Apple TV works with a limited number of video formats. You can play clips encoded with the MPEG-4 (Moving Picture Experts Group) or H.264 video codecs at maximum resolutions of 720 x 432 pixels and 1280 x 720 pixels, respectively. This means you can play video from sources like the iTunes store and from YouTube, though in the latter case, those clips won't be true HD quality. You may notice that Apple TV doesn't support popular formats such as .AVI; you'll see later how limitations such as these caused many users to take matters into their own hands.
The Apple TV plays audio encoded with WAV, AAC, Apple Lossless or AIFF audio codecs. You can also use files encrypted with FairPlay Digital Rights Management technology, which is applied to all protected songs in the iTunes store. In addition, you can display photos saved as JPEG, BMP, TIFF, PNG and GIF image formats, meaning your HDTV will provide your treasured photos with a much larger stage than your digital camera's LCD or your computer screen.
For all of its capabilities, an Apple TV isn't an all-around media player. For instance, sans an optical drive, there's no way it will convince you to shelve your DVD player. And because Apple's business model encourages users to pay for TV and movie content, there's no DVR (digital video recorder) functionality.
You may wonder why you couldn't just mix and match similar hardware to create a setup that works like the Apple TV. The answer is that, well, you could, but it would be tough to assemble this collection of hardware for the price of an Apple TV. For instance, you could buy a Mac Mini, but that would cost more than an Apple TV and you'd have to deal with the overhead of buying a full-blown computer.

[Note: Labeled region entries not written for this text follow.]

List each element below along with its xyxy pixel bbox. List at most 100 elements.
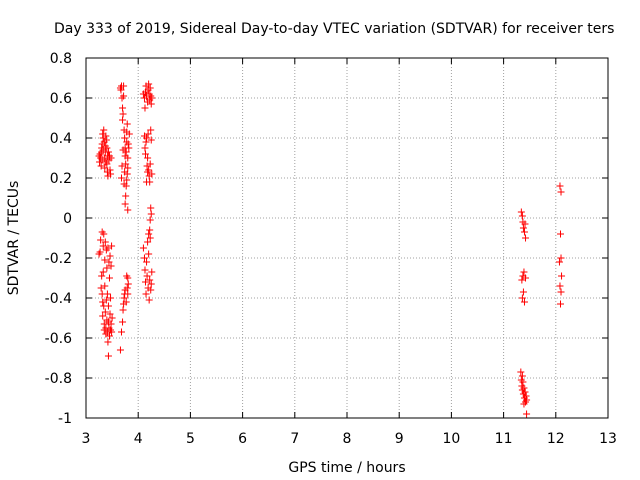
data-point	[124, 206, 132, 214]
data-point	[558, 272, 566, 280]
data-point	[105, 274, 113, 282]
data-point	[144, 130, 152, 138]
data-point	[124, 164, 132, 172]
data-point	[104, 244, 112, 252]
data-point	[119, 116, 127, 124]
data-point	[104, 302, 112, 310]
data-point	[522, 274, 530, 282]
data-point	[519, 378, 527, 386]
data-point	[121, 168, 129, 176]
data-point	[145, 80, 153, 88]
data-point	[124, 140, 132, 148]
data-point	[104, 338, 112, 346]
series-cluster-4.2h	[139, 80, 156, 304]
data-point	[124, 274, 132, 282]
data-point	[523, 410, 531, 418]
data-point	[119, 146, 127, 154]
data-point	[146, 84, 154, 92]
data-point	[100, 126, 108, 134]
y-tick-label: -0.2	[45, 251, 72, 267]
series-cluster-12.1h	[555, 182, 566, 308]
data-point	[104, 148, 112, 156]
data-point	[520, 228, 528, 236]
x-tick-label: 8	[343, 431, 352, 447]
data-point	[122, 160, 130, 168]
data-point	[146, 226, 154, 234]
data-point	[522, 234, 530, 242]
data-point	[98, 272, 106, 280]
data-point	[97, 284, 105, 292]
data-point	[106, 252, 114, 260]
data-point	[521, 388, 529, 396]
data-point	[120, 180, 128, 188]
data-point	[124, 154, 132, 162]
data-point	[117, 86, 125, 94]
data-point	[123, 120, 131, 128]
data-point	[121, 134, 129, 142]
y-tick-label: 0.6	[50, 91, 72, 107]
data-point	[148, 268, 156, 276]
x-tick-label: 5	[186, 431, 195, 447]
data-point	[147, 210, 155, 218]
series-cluster-3.7h	[116, 82, 133, 354]
data-point	[119, 110, 127, 118]
data-point	[143, 272, 151, 280]
y-tick-label: 0	[63, 211, 72, 227]
data-point	[122, 192, 130, 200]
data-point	[143, 258, 151, 266]
x-tick-label: 6	[238, 431, 247, 447]
data-point	[102, 132, 110, 140]
data-point	[148, 170, 156, 178]
series-cluster-11.4h	[517, 208, 531, 418]
data-point	[124, 280, 132, 288]
data-point	[101, 256, 109, 264]
data-point	[124, 290, 132, 298]
data-point	[119, 306, 127, 314]
data-point	[143, 178, 151, 186]
data-point	[518, 372, 526, 380]
x-tick-label: 11	[495, 431, 513, 447]
data-point	[517, 208, 525, 216]
y-tick-label: -1	[58, 411, 72, 427]
data-point	[107, 294, 115, 302]
data-point	[96, 248, 104, 256]
data-point	[106, 166, 114, 174]
data-point	[145, 230, 153, 238]
x-tick-label: 10	[442, 431, 460, 447]
data-point	[522, 392, 530, 400]
x-tick-label: 9	[395, 431, 404, 447]
data-point	[555, 258, 563, 266]
grid	[86, 58, 608, 418]
data-point	[103, 264, 111, 272]
data-point	[107, 320, 115, 328]
data-point	[99, 242, 107, 250]
data-point	[103, 290, 111, 298]
data-point	[146, 276, 154, 284]
data-point	[119, 318, 127, 326]
data-point	[108, 328, 116, 336]
y-tick-label: 0.8	[50, 51, 72, 67]
data-point	[102, 296, 110, 304]
data-point	[107, 262, 115, 270]
data-point	[101, 164, 109, 172]
data-point	[141, 266, 149, 274]
x-tick-label: 13	[599, 431, 617, 447]
data-point	[118, 162, 126, 170]
data-point	[141, 144, 149, 152]
data-point	[145, 296, 153, 304]
data-point	[105, 258, 113, 266]
data-point	[144, 238, 152, 246]
data-point	[97, 162, 105, 170]
data-point	[117, 328, 125, 336]
data-point	[108, 242, 116, 250]
data-point	[520, 268, 528, 276]
data-point	[121, 200, 129, 208]
data-point	[100, 230, 108, 238]
data-point	[125, 144, 133, 152]
data-point	[100, 320, 108, 328]
data-point	[119, 104, 127, 112]
data-point	[141, 104, 149, 112]
data-point	[523, 396, 531, 404]
x-tick-label: 12	[547, 431, 565, 447]
data-point	[99, 298, 107, 306]
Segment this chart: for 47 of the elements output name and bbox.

You could also just connect your computer directly to your TV, but only if you want to move your computer into the living room. If you own a laptop, you can connect it to your TV and play back your assortment of files. Your laptop will use a DVI connector, which won't look much different than video played through an HDMI connection. Like your desktop computer, though, your laptop isn't really a permanent part of an entertainment system.
You have other entertainment options at your disposal, too. Many people love the Roku, a media player that streams videos from Netflix, but that's the extent of this product's capabilities. The same goes for the direct-to-TV player offered by Blockbuster. A TiVo DVR will also let you stream Netflix to your TV, but you'll pay TiVo's monthly fee for these privileges.